Plan announced to require safe gun storage in Seattle
"Responsible gun owners lock up their guns," Mayor Jenny Durkan said at a news conference at Harborview Medical Center.
Seattle Mayor Jenny Durkan today announced that she and Councilwoman M. Lorena Gonzalez will propose legislation within the next month to require safe storage of all firearms in the city.
“We know for a fact that unsecured, unsafely stored guns lead to public safety tragedies,” Durkan said at a news conference at Harborview Medical Center. “They end up on the black market, they end up as crime guns, and often … are used in suicides that could be prevented or get in the hands of children, who get injured when they shouldn’t.”
Among the handful of speakers was Dr. Fred Rivara, a UW Medicine pediatrician and researcher of gun violence.
“Part of my role here at Harborview is to care for these victims of firearm injuries. In both young children and adolescents, these incidents are nearly always the result of having a gun that’s not been safely secured and stored at home,” he said. “These injuries are often life-changing, if not life-ending."
A study conducted at Harborview’s Injury Prevention and Research Center found that safe storage of guns reduced accidental injuries and suicides among youth by 73 percent, Rivara said. The reduction was greater still, 78 percent, if both guns and ammunition were locked up, he said.
Rivara demonstrated that opening a locked gun box takes just a few seconds to press an electronic keycode atop the box. “Locking it up does not obviate that ability to use (the gun) for self-protection,” he said.
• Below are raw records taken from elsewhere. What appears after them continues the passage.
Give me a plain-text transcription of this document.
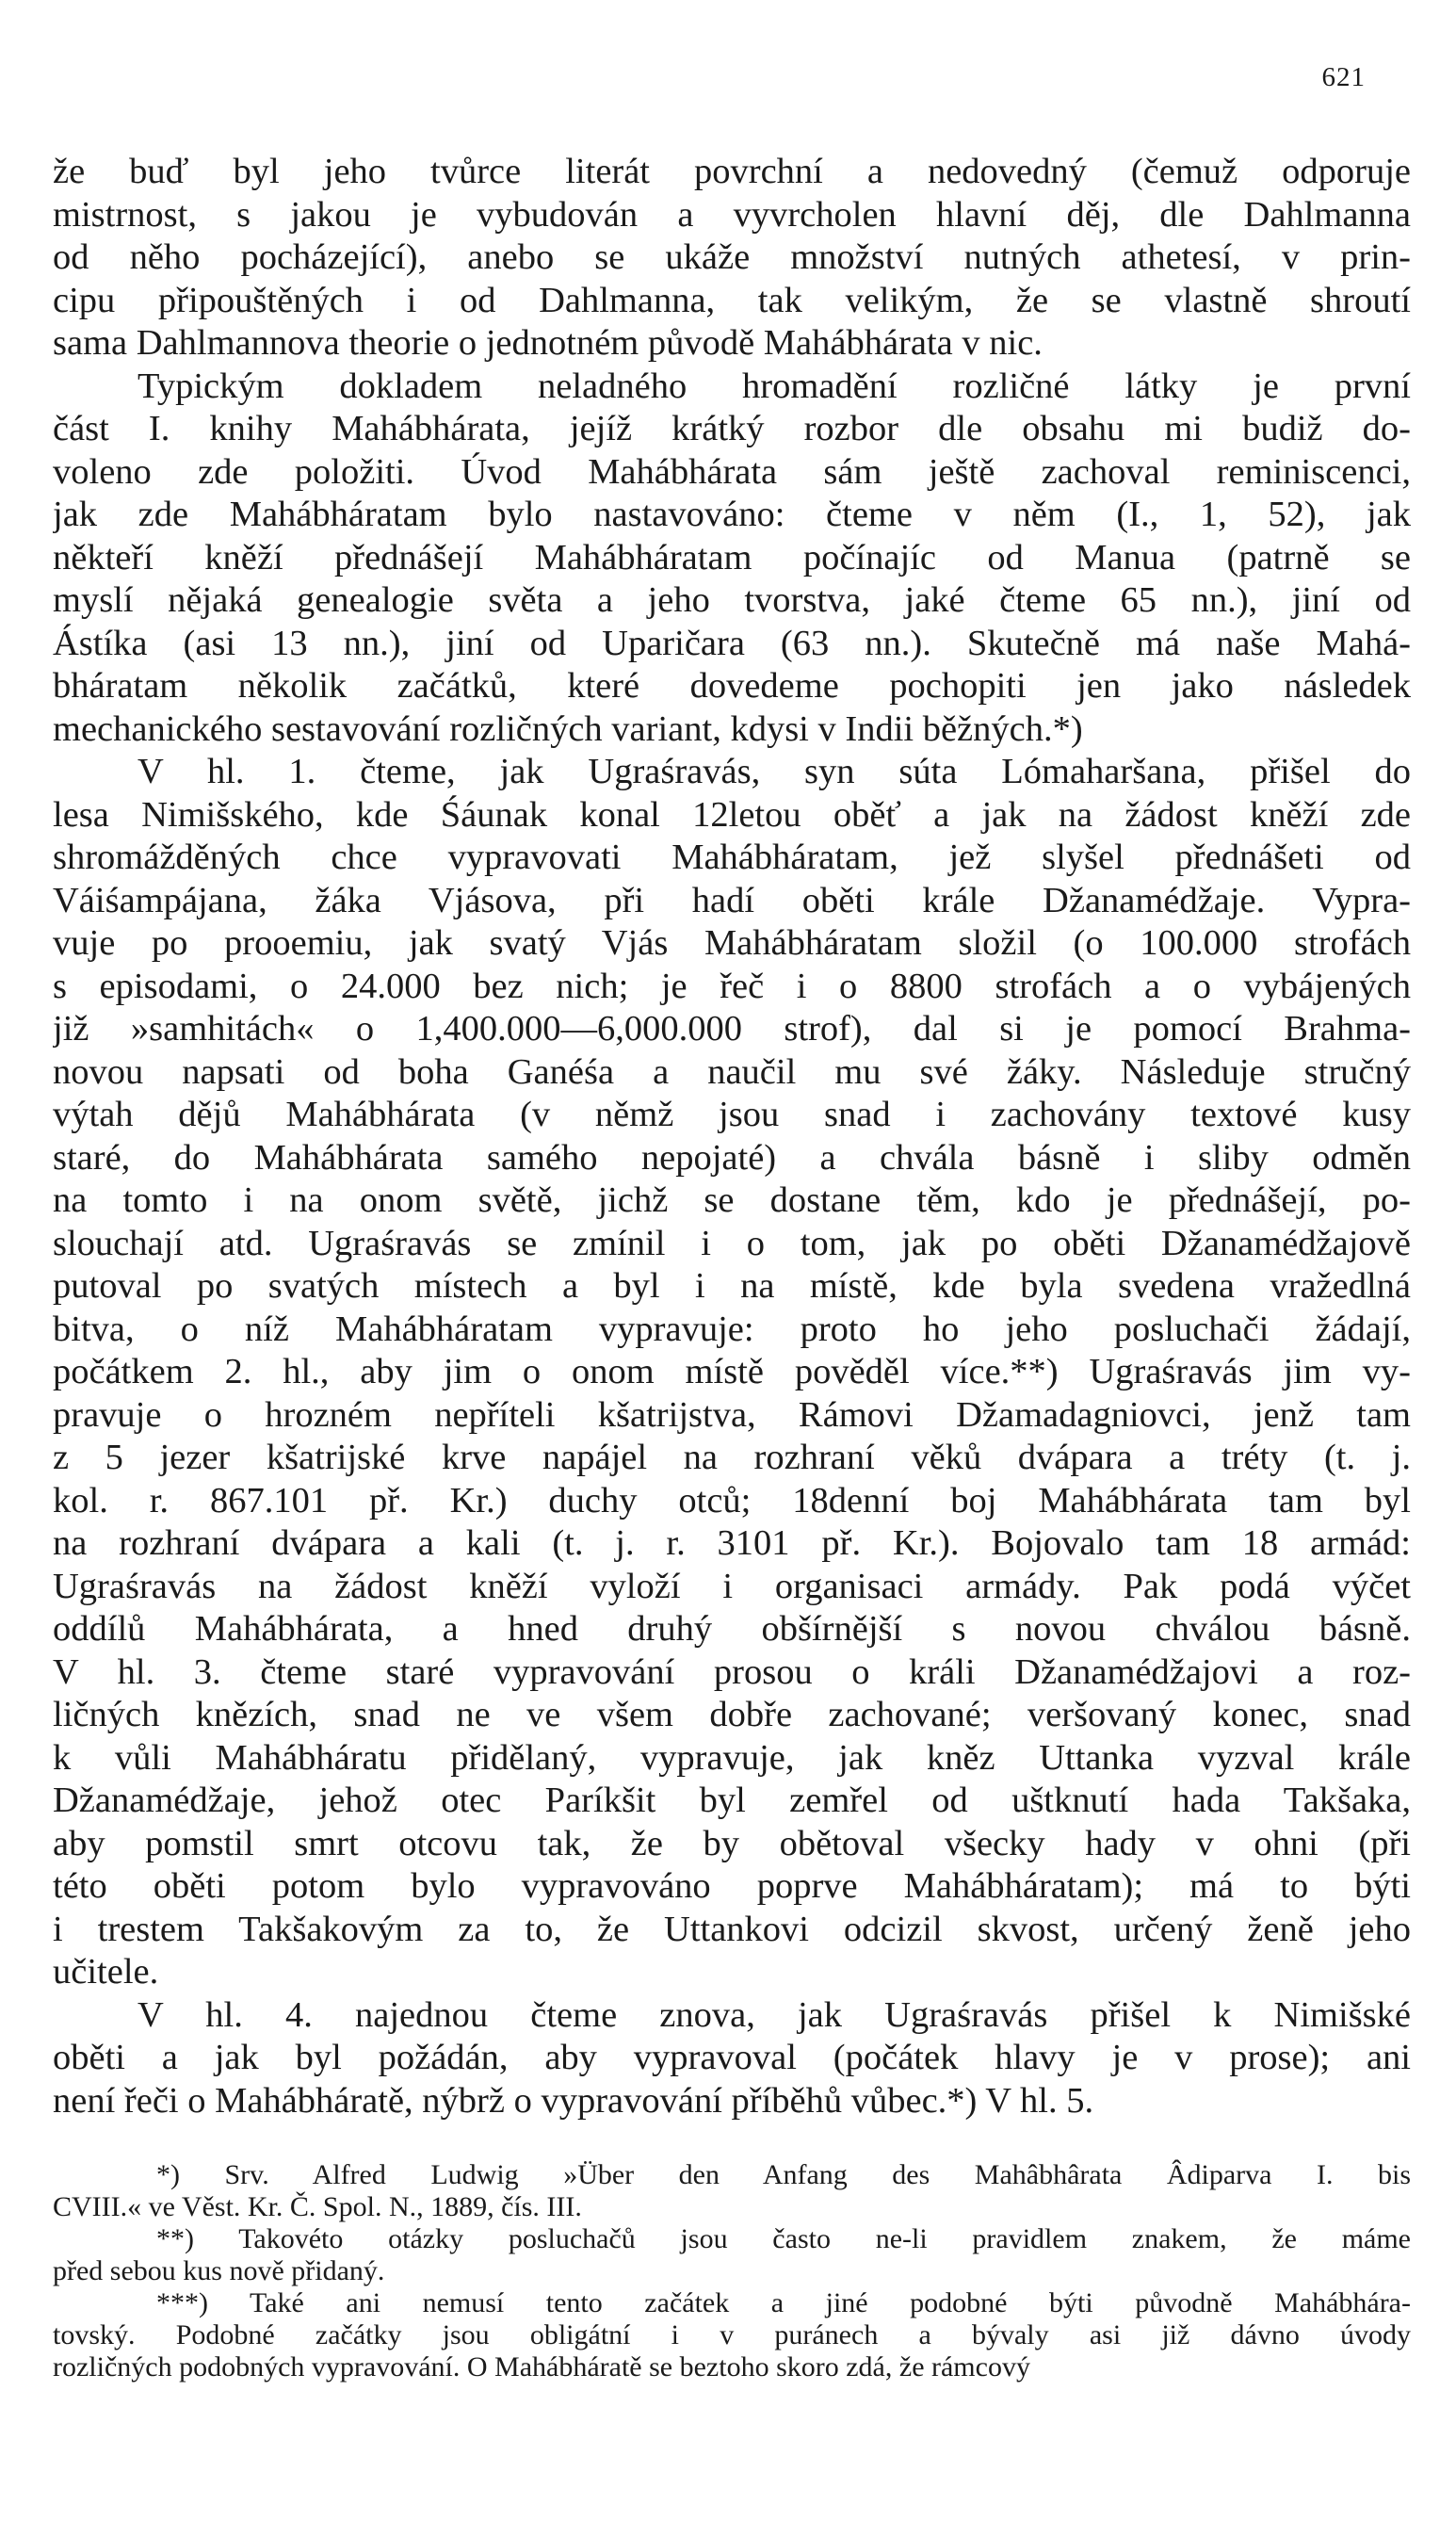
621

že buď byl jeho tvůrce literát povrchní a nedovedný (čemuž odporuje
mistrnost, s jakou je vybudován a vyvrcholen hlavní děj, dle Dahlmanna
od něho pocházející), anebo se ukáže množství nutných athetesí, v prin-
cipu připouštěných i od Dahlmanna, tak velikým, že se vlastně shroutí
sama Dahlmannova theorie o jednotném původě Mahábhárata v nic.

Typickým dokladem neladného hromadění rozličné látky je první
část I. knihy Mahábhárata, jejíž krátký rozbor dle obsahu mi budiž do-
voleno zde položiti. Úvod Mahábhárata sám ještě zachoval reminiscenci,
jak zde Mahábháratam bylo nastavováno: čteme v něm (I., 1, 52), jak
někteří kněží přednášejí Mahábháratam počínajíc od Manua (patrně se
myslí nějaká genealogie světa a jeho tvorstva, jaké čteme 65 nn.), jiní od
Ástíka (asi 13 nn.), jiní od Uparičara (63 nn.). Skutečně má naše Mahá-
bháratam několik začátků, které dovedeme pochopiti jen jako následek
mechanického sestavování rozličných variant, kdysi v Indii běžných.*)

V hl. 1. čteme, jak Ugraśravás, syn súta Lómaharšana, přišel do
lesa Nimišského, kde Śáunak konal 12letou oběť a jak na žádost kněží zde
shromážděných chce vypravovati Mahábháratam, jež slyšel přednášeti od
Váiśampájana, žáka Vjásova, při hadí oběti krále Džanamédžaje. Vypra-
vuje po prooemiu, jak svatý Vjás Mahábháratam složil (o 100.000 strofách
s episodami, o 24.000 bez nich; je řeč i o 8800 strofách a o vybájených
již »samhitách« o 1,400.000—6,000.000 strof), dal si je pomocí Brahma-
novou napsati od boha Ganéśa a naučil mu své žáky. Následuje stručný
výtah dějů Mahábhárata (v němž jsou snad i zachovány textové kusy
staré, do Mahábhárata samého nepojaté) a chvála básně i sliby odměn
na tomto i na onom světě, jichž se dostane těm, kdo je přednášejí, po-
slouchají atd. Ugraśravás se zmínil i o tom, jak po oběti Džanamédžajově
putoval po svatých místech a byl i na místě, kde byla svedena vražedlná
bitva, o níž Mahábháratam vypravuje: proto ho jeho posluchači žádají,
počátkem 2. hl., aby jim o onom místě pověděl více.**) Ugraśravás jim vy-
pravuje o hrozném nepříteli kšatrijstva, Rámovi Džamadagniovci, jenž tam
z 5 jezer kšatrijské krve napájel na rozhraní věků dvápara a tréty (t. j.
kol. r. 867.101 př. Kr.) duchy otců; 18denní boj Mahábhárata tam byl
na rozhraní dvápara a kali (t. j. r. 3101 př. Kr.). Bojovalo tam 18 armád:
Ugraśravás na žádost kněží vyloží i organisaci armády. Pak podá výčet
oddílů Mahábhárata, a hned druhý obšírnější s novou chválou básně.
V hl. 3. čteme staré vypravování prosou o králi Džanamédžajovi a roz-
ličných knězích, snad ne ve všem dobře zachované; veršovaný konec, snad
k vůli Mahábháratu přidělaný, vypravuje, jak kněz Uttanka vyzval krále
Džanamédžaje, jehož otec Paríkšit byl zemřel od uštknutí hada Takšaka,
aby pomstil smrt otcovu tak, že by obětoval všecky hady v ohni (při
této oběti potom bylo vypravováno poprve Mahábháratam); má to býti
i trestem Takšakovým za to, že Uttankovi odcizil skvost, určený ženě jeho
učitele.

V hl. 4. najednou čteme znova, jak Ugraśravás přišel k Nimišské
oběti a jak byl požádán, aby vypravoval (počátek hlavy je v prose); ani
není řeči o Mahábháratě, nýbrž o vypravování příběhů vůbec.*) V hl. 5.

*) Srv. Alfred Ludwig »Über den Anfang des Mahâbhârata Âdiparva I. bis
CVIII.« ve Věst. Kr. Č. Spol. N., 1889, čís. III.
**) Takovéto otázky posluchačů jsou často ne-li pravidlem znakem, že máme
před sebou kus nově přidaný.
***) Také ani nemusí tento začátek a jiné podobné býti původně Mahábhára-
tovský. Podobné začátky jsou obligátní i v puránech a bývaly asi již dávno úvody
rozličných podobných vypravování. O Mahábháratě se beztoho skoro zdá, že rámcový
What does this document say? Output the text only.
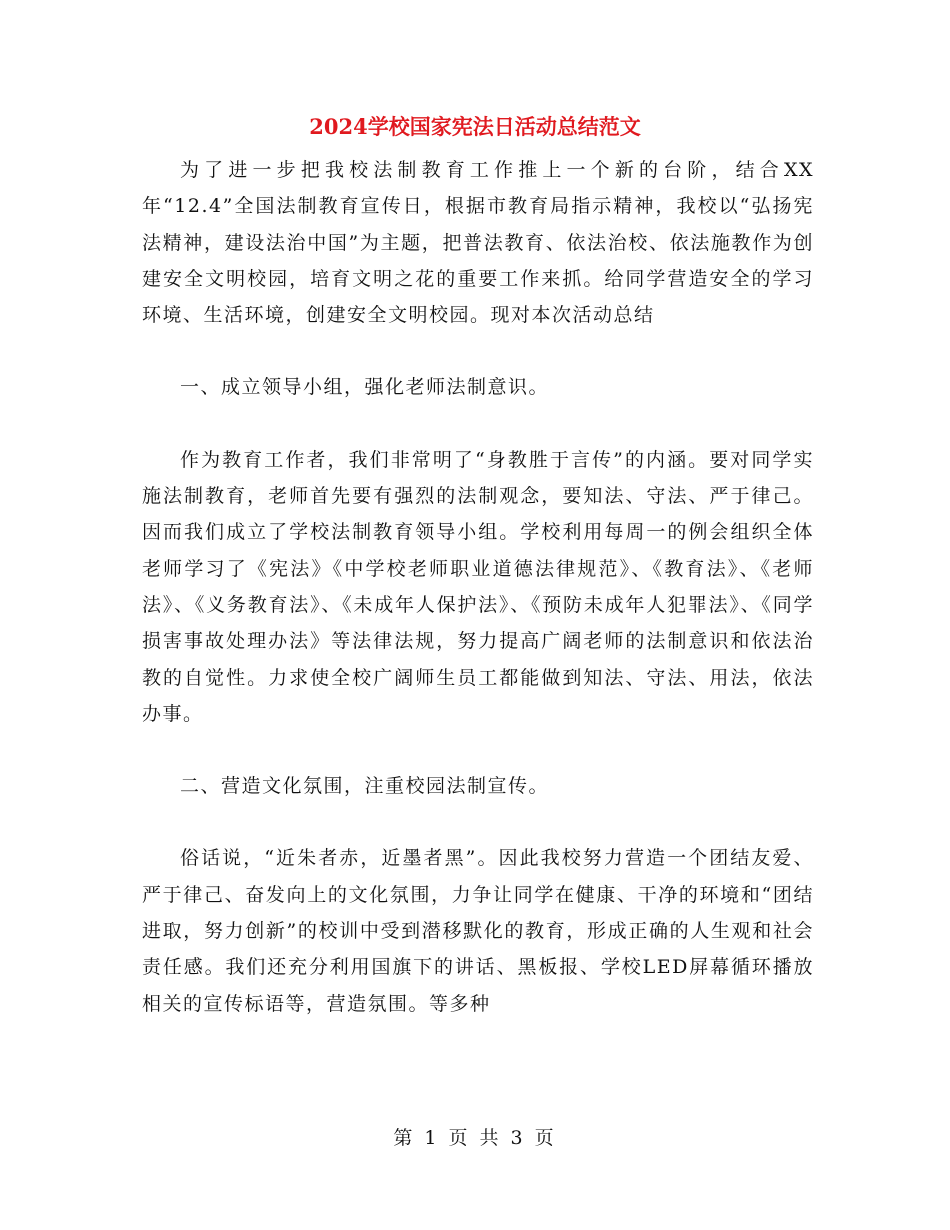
2024学校国家宪法日活动总结范文

为了进一步把我校法制教育工作推上一个新的台阶，结合XX年“12.4”全国法制教育宣传日，根据市教育局指示精神，我校以“弘扬宪法精神，建设法治中国”为主题，把普法教育、依法治校、依法施教作为创建安全文明校园，培育文明之花的重要工作来抓。给同学营造安全的学习环境、生活环境，创建安全文明校园。现对本次活动总结

一、成立领导小组，强化老师法制意识。

作为教育工作者，我们非常明了“身教胜于言传”的内涵。要对同学实施法制教育，老师首先要有强烈的法制观念，要知法、守法、严于律己。因而我们成立了学校法制教育领导小组。学校利用每周一的例会组织全体老师学习了《宪法》《中学校老师职业道德法律规范》、《教育法》、《老师法》、《义务教育法》、《未成年人保护法》、《预防未成年人犯罪法》、《同学损害事故处理办法》等法律法规，努力提高广阔老师的法制意识和依法治教的自觉性。力求使全校广阔师生员工都能做到知法、守法、用法，依法办事。

二、营造文化氛围，注重校园法制宣传。

俗话说，“近朱者赤，近墨者黑”。因此我校努力营造一个团结友爱、严于律己、奋发向上的文化氛围，力争让同学在健康、干净的环境和“团结进取，努力创新”的校训中受到潜移默化的教育，形成正确的人生观和社会责任感。我们还充分利用国旗下的讲话、黑板报、学校LED屏幕循环播放相关的宣传标语等，营造氛围。等多种

第 1 页 共 3 页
Durkan and Gonzalez emphasized that they will work with City Attorney Pete Holmes to fashion language in the legislation that will stand up to lawsuits that might be filed to block new ordinances.
The city obviously cannot confirm the safe storage of every firearm in Seattle; instead, it would seek to levy fines against gun owners whose firearms are either stolen or otherwise obtained because they were not secured, and then used in crimes or suicides. Gun owners whose firearms are stolen but not reported stolen could face fines if the weapon later causes harm, Gonzalez said.